Hm - not sure why adding this column: retrieved_documents_eval["score"] allowed all the other values to be calculated?
ndcg - takes into account the document ordering, and their scores - my documents didnt come from OpenSearch with any scores (have to fix this)
precision - "what % of retrieved docs were relevant"? A simple label count
hit rate - "what % of rows have at least 1 relevant doc?"
Is this correct? Feel like I'm missing something
yeah so if you provide an eval on a document, we calculate all the IR metrics for you. Typically we just compute relevance so these metrics are derived on top of these
But why did I ahve to do that extra binary calculation for all of this to be "turned on"?
which binary calculation, for relevance?
None of these values were being calculated untill I did:
retrieved_documents_eval["score"] = (
retrieved_documents_eval.label[~retrieved_documents_eval.label.isna()] == "relevant"

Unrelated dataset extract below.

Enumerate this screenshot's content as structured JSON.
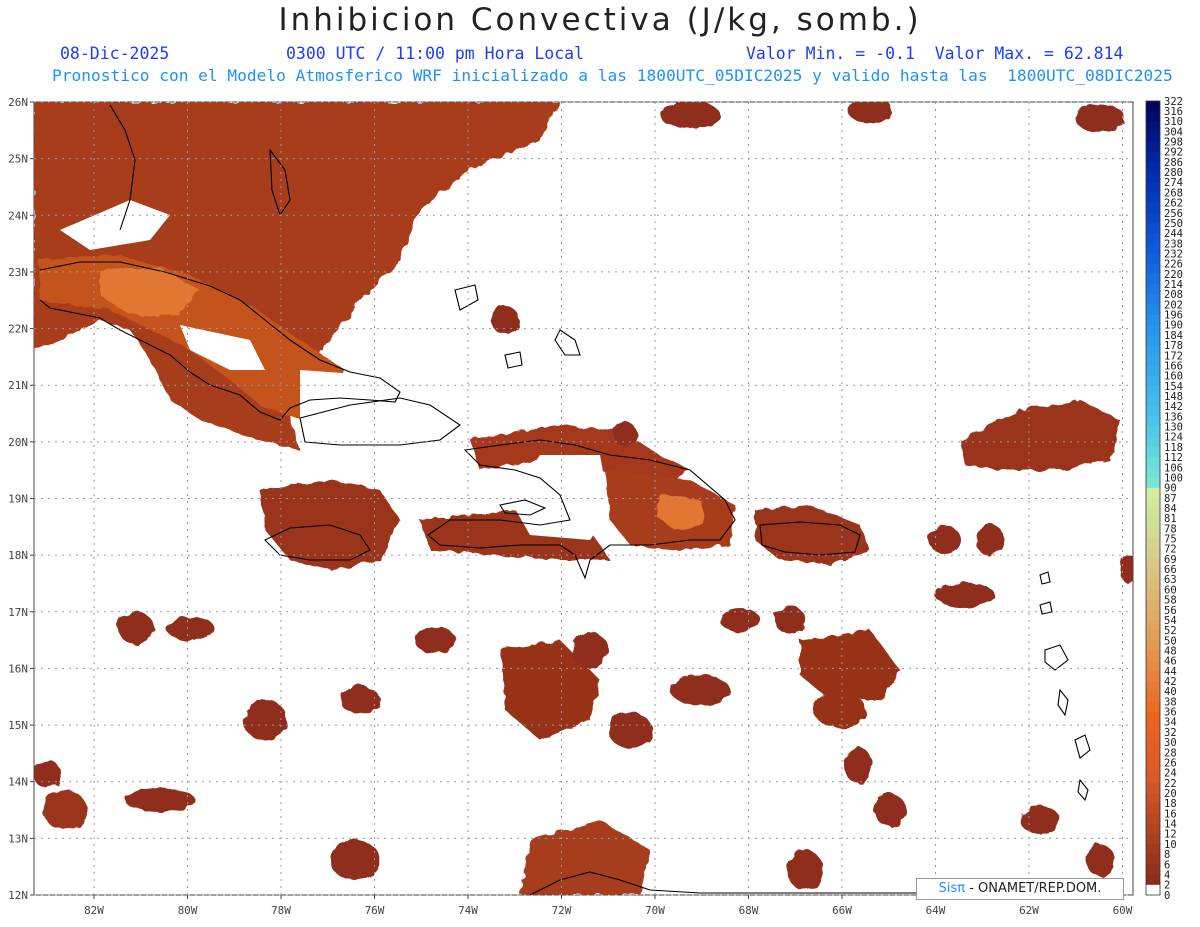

).astype(int)Yeah so the IR metrics are calculated off of the score column of the eval since we don't know if 'relevant' or 'irrelevent' is the positive label. So we only calculate using the score. Not sure if that answers your question. Our RelevanceEvaluator does the score mapping for you. The llm_ops_overview might be tad outdated
Hm - I don't think langchain OpenSearch retrievers actually can return document scores. In other words, opensearch_vector_search.asimilarity_search_with_score works, but if I use the "standard": opensearch_vector_search.as_retriever there is no with_score as part of a VectorStoreRetriever :L Not Phoenix's issue ofcourse, but evals made me realize this
Interesting, yeah we try to show the score that the vector store returns as part of the tracing. But we are pretty blind to what this score means because it can be cosine similarity or any other heuristic.